In a very disturbing 8,000-word story in the New Yorker, titled, “Trouble at the Top,” Ronan Farrow reports on allegations of sexual misconduct and harassment by CBS Chief Executive Les Moonves over a period of almost 20 years. The article also alleges that a frat-boy culture existed at the network and most particularly in the news division, including on the set of the network’s signature show 60 Minutes. It is rare in the corporate world for a CEO who sits on the company’s board of directors to have such allegations leveled against him. Moonves for his part apologized for any unwanted advances and has said that when he was told “no” he always stopped.
The spotlight is now on CBS’s board and how the company will respond. But it seems as if the board is paralyzed, watching the stock tank, losing $2 billion in market cap since the New Yorker story broke. While the board has moved to begin an internal investigation with two blue chip law firms, Moonves is still leading earnings calls with analysts and chairing board meetings. He even chaired the board meeting that discussed the allegations against him.

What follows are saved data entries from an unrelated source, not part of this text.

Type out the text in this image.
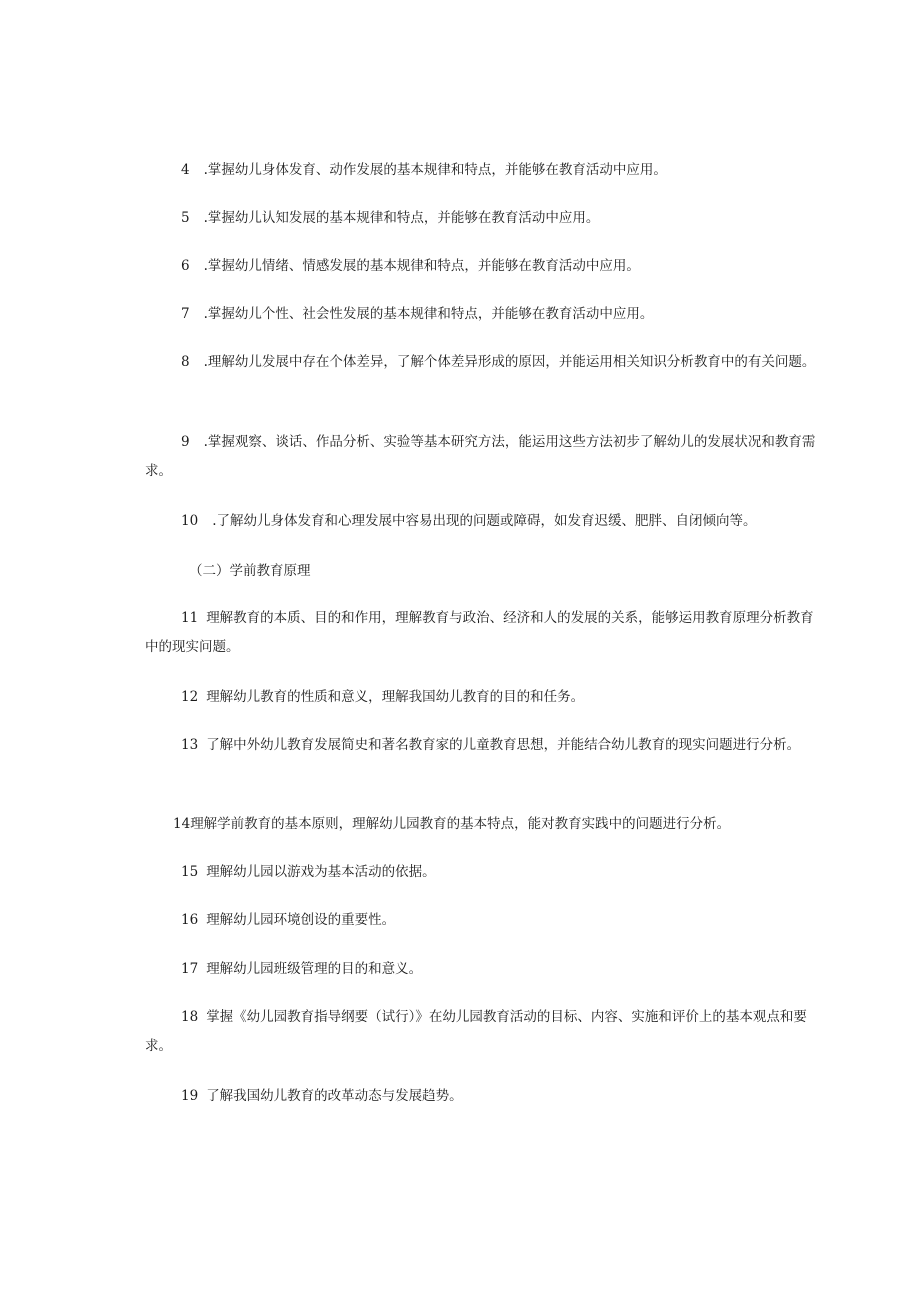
4 .掌握幼儿身体发育、动作发展的基本规律和特点，并能够在教育活动中应用。

5 .掌握幼儿认知发展的基本规律和特点，并能够在教育活动中应用。

6 .掌握幼儿情绪、情感发展的基本规律和特点，并能够在教育活动中应用。

7 .掌握幼儿个性、社会性发展的基本规律和特点，并能够在教育活动中应用。

8 .理解幼儿发展中存在个体差异，了解个体差异形成的原因，并能运用相关知识分析教育中的有关问题。

9 .掌握观察、谈话、作品分析、实验等基本研究方法，能运用这些方法初步了解幼儿的发展状况和教育需求。

10 .了解幼儿身体发育和心理发展中容易出现的问题或障碍，如发育迟缓、肥胖、自闭倾向等。

（二）学前教育原理

11 理解教育的本质、目的和作用，理解教育与政治、经济和人的发展的关系，能够运用教育原理分析教育中的现实问题。

12 理解幼儿教育的性质和意义，理解我国幼儿教育的目的和任务。

13 了解中外幼儿教育发展简史和著名教育家的儿童教育思想，并能结合幼儿教育的现实问题进行分析。

14理解学前教育的基本原则，理解幼儿园教育的基本特点，能对教育实践中的问题进行分析。

15 理解幼儿园以游戏为基本活动的依据。

16 理解幼儿园环境创设的重要性。

17 理解幼儿园班级管理的目的和意义。

18 掌握《幼儿园教育指导纲要（试行）》在幼儿园教育活动的目标、内容、实施和评价上的基本观点和要求。

19 了解我国幼儿教育的改革动态与发展趋势。
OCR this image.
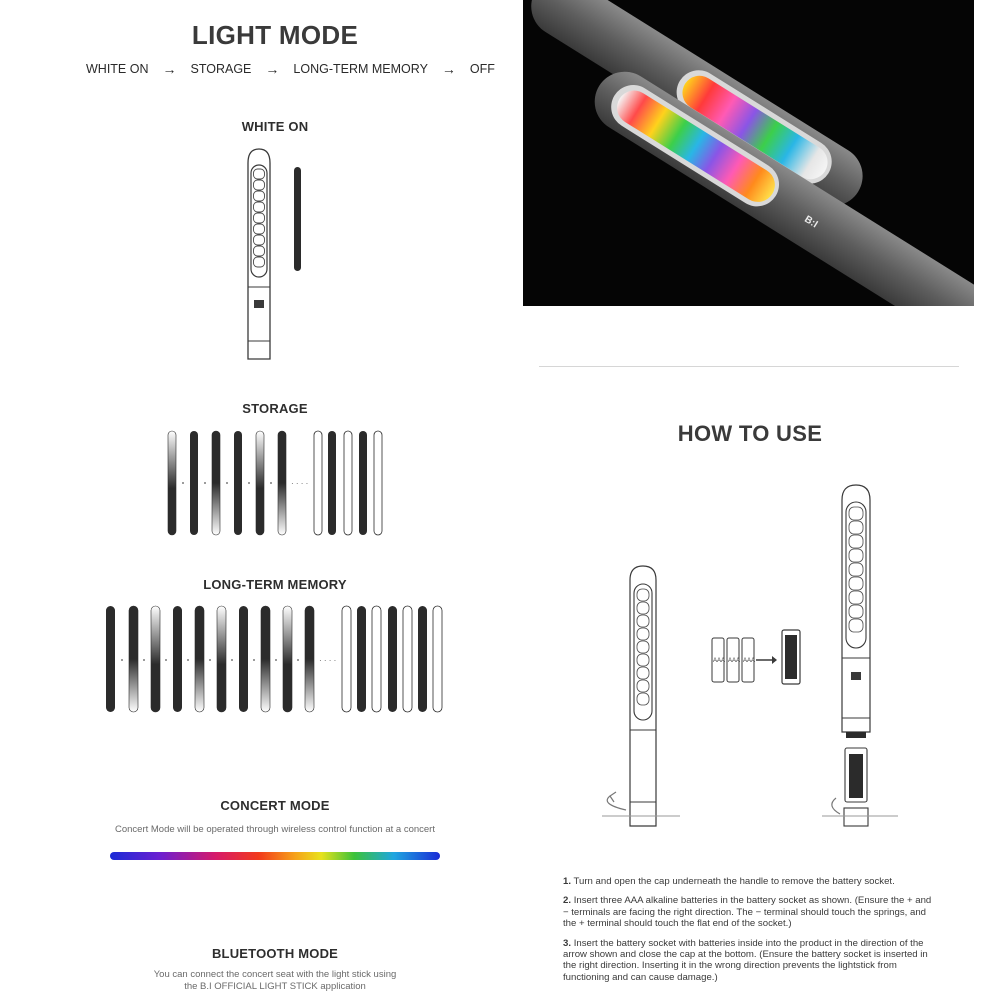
LIGHT MODE
WHITE ON → STORAGE → LONG-TERM MEMORY → OFF
WHITE ON
STORAGE
· · · ·
LONG-TERM MEMORY
· · · ·
CONCERT MODE
Concert Mode will be operated through wireless control function at a concert
BLUETOOTH MODE
You can connect the concert seat with the light stick using
the B.I OFFICIAL LIGHT STICK application
B:I
HOW TO USE
AAA AAA AAA
1. Turn and open the cap underneath the handle to remove the battery socket.
2. Insert three AAA alkaline batteries in the battery socket as shown. (Ensure the + and − terminals are facing the right direction. The − terminal should touch the springs, and the + terminal should touch the flat end of the socket.)
3. Insert the battery socket with batteries inside into the product in the direction of the arrow shown and close the cap at the bottom. (Ensure the battery socket is inserted in the right direction. Inserting it in the wrong direction prevents the lightstick from functioning and can cause damage.)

A basic tenet of corporate governance is that a board must act independently of the management it oversees. In the Moonves matter, however, that doesn't seem to be the case. A perfect example of how CBS might respond would be to emulate Wynn Casninos, when the gaming firm took action against former Chairman and CEO Steve Wynn, removing him from his role after he was accused of improprieties.
While the CBS board has released a statement that Moonves will not have any role in the investigation going forward, many question whether the board is truly independent of Moonves and management’s control.
The role of the board of directors in a best practices compliance program takes on even more importance when senior management engages in recalcitrant conduct. It remains to be seen if the CBS board will step up in a time of crisis.